I have a BLAST outfmt 6 output file in standard format, I want to find a way to loop through the file, select each hit, find its reciprocal hit and decipher which is the best hit to store.
For example:
d = {}
for line in input_file:
term = line.split('\t')
qseqid = term[0]
sseqid = term[1]
hit = qseqid, sseqid
recip_hit = sseqid, qseqid
for line in input_file:
if recip_hit in line:
compare both lines
done
Example input (tab delimited):
Seq1 Seq2 80 1000 10 3 1 1000 100 1100 0.0 500
Seq2 Seq1 95 1000 10 3 100 1100 1 1000 1e-100 500
Can anyone provide any insight how to efficiently tackle this problem?
Many thanks in advance
You could approach your problem to find those pairs and compare the lines like this:
#create a dictionary to store pairs
line_dict = {}
#iterate over your file
for line in open("test.txt", "r"):
line = line[:-1].split("\t")
#ignore line, if not at least one value apart from the two sequence IDs
if len(line) < 3:
continue
#identify the two sequences
seq = tuple(line[0:2])
#is reverse sequence already in dictionary?
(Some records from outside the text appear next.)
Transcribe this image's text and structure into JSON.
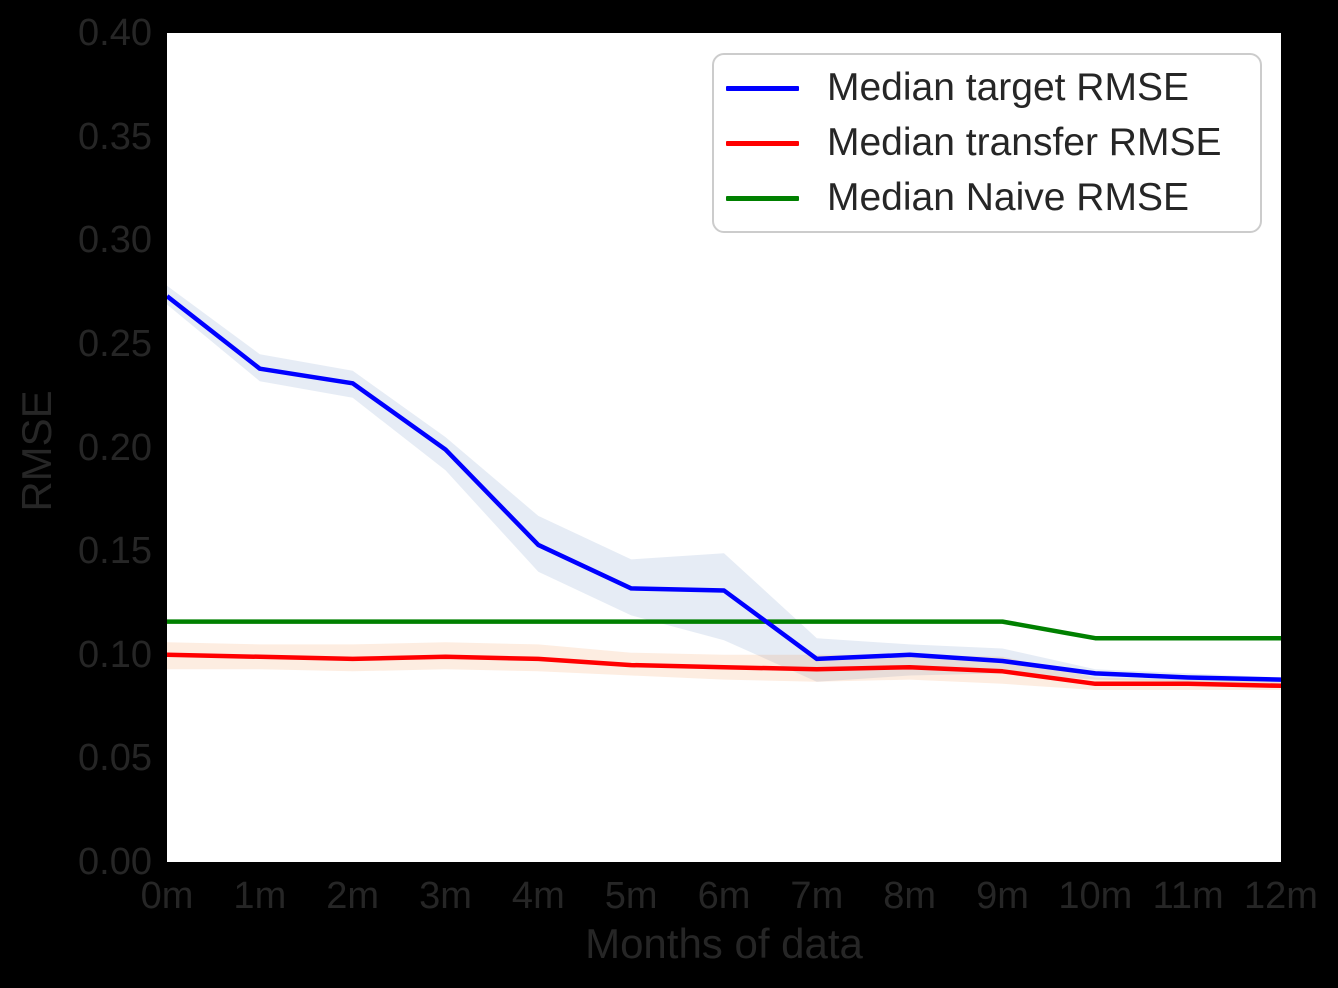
{
  "figure": {
    "background": "#000000",
    "plot_background": "#ffffff",
    "text_color": "#262626",
    "legend_border_color": "#cccccc"
  },
  "chart_data": {
    "type": "line",
    "title": "",
    "xlabel": "Months of data",
    "ylabel": "RMSE",
    "xlim": [
      0,
      12
    ],
    "ylim": [
      0.0,
      0.4
    ],
    "grid": false,
    "legend_position": "upper right",
    "x": [
      0,
      1,
      2,
      3,
      4,
      5,
      6,
      7,
      8,
      9,
      10,
      11,
      12
    ],
    "x_tick_labels": [
      "0m",
      "1m",
      "2m",
      "3m",
      "4m",
      "5m",
      "6m",
      "7m",
      "8m",
      "9m",
      "10m",
      "11m",
      "12m"
    ],
    "y_ticks": [
      0.0,
      0.05,
      0.1,
      0.15,
      0.2,
      0.25,
      0.3,
      0.35,
      0.4
    ],
    "y_tick_labels": [
      "0.00",
      "0.05",
      "0.10",
      "0.15",
      "0.20",
      "0.25",
      "0.30",
      "0.35",
      "0.40"
    ],
    "series": [
      {
        "name": "Median target RMSE",
        "color": "#0000ff",
        "values": [
          0.273,
          0.238,
          0.231,
          0.199,
          0.153,
          0.132,
          0.131,
          0.098,
          0.1,
          0.097,
          0.091,
          0.089,
          0.088
        ],
        "band_upper": [
          0.278,
          0.245,
          0.237,
          0.205,
          0.167,
          0.146,
          0.149,
          0.108,
          0.105,
          0.103,
          0.093,
          0.091,
          0.089
        ],
        "band_lower": [
          0.269,
          0.232,
          0.224,
          0.189,
          0.14,
          0.119,
          0.107,
          0.087,
          0.09,
          0.091,
          0.088,
          0.087,
          0.086
        ],
        "band_color": "#3a6fb0",
        "band_opacity": 0.13
      },
      {
        "name": "Median transfer RMSE",
        "color": "#ff0000",
        "values": [
          0.1,
          0.099,
          0.098,
          0.099,
          0.098,
          0.095,
          0.094,
          0.093,
          0.094,
          0.092,
          0.086,
          0.086,
          0.085
        ],
        "band_upper": [
          0.106,
          0.105,
          0.105,
          0.106,
          0.105,
          0.101,
          0.1,
          0.1,
          0.1,
          0.099,
          0.089,
          0.088,
          0.087
        ],
        "band_lower": [
          0.093,
          0.093,
          0.092,
          0.093,
          0.092,
          0.09,
          0.088,
          0.087,
          0.088,
          0.086,
          0.083,
          0.083,
          0.083
        ],
        "band_color": "#ee7116",
        "band_opacity": 0.13
      },
      {
        "name": "Median Naive RMSE",
        "color": "#008000",
        "values": [
          0.116,
          0.116,
          0.116,
          0.116,
          0.116,
          0.116,
          0.116,
          0.116,
          0.116,
          0.116,
          0.108,
          0.108,
          0.108
        ]
      }
    ]
  }
}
if seq[::-1] in line_dict:
#append new line
line_dict[seq[::-1]].append(line)
else:
#create new entry
line_dict[seq] = [line]
#remove entries, for which no counterpart exists
pairs = {k: v for k, v in line_dict.items() if len(v) > 1}
#and do things with these pairs
for pair, seq in pairs.items():
print(pair, "found in:")
for item in seq:
print(item)
The advantage is that you only have to iterate once over your file, because you store all data and discard them only, if you haven't found a matching reversed pair. The disadvantage is that this takes space, so for very large files, this approach might not be feasible.
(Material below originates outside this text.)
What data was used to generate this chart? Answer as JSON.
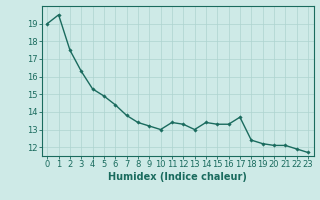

A similar approach - to store all data in your working memory - utilises pandas. This should be faster, since sorting algorithms are optimised for pandas. Another advantage of pandas is that all your other values are already in pandas columns - so further analysis is made easier. I definitely prefer the pandas version, but I don't know, if it is installed on your system. To make things easier to communicate, I assigned a
and b
to the columns that contain the sequences Seq1
and Seq2
.
import pandas as pd
#read data into a dataframe
#not necessary: drop the header of the file, use custom columns names
df = pd.read_csv("test.txt", sep='\t', names=list("abcde"), header = 0)
#create a column that joins Seq1 - Seq2 or Seq2 - Seq1 to Seq1Seq2
df["pairs"] = df.apply(lambda row: ''.join(sorted([row["a"], row["b"]])), axis = 1)
#remove rows with no matching pair and sort the database
only_pairs = df[df["pairs"].duplicated(keep = False)].sort_values(by = "pairs")
print(only_pairs)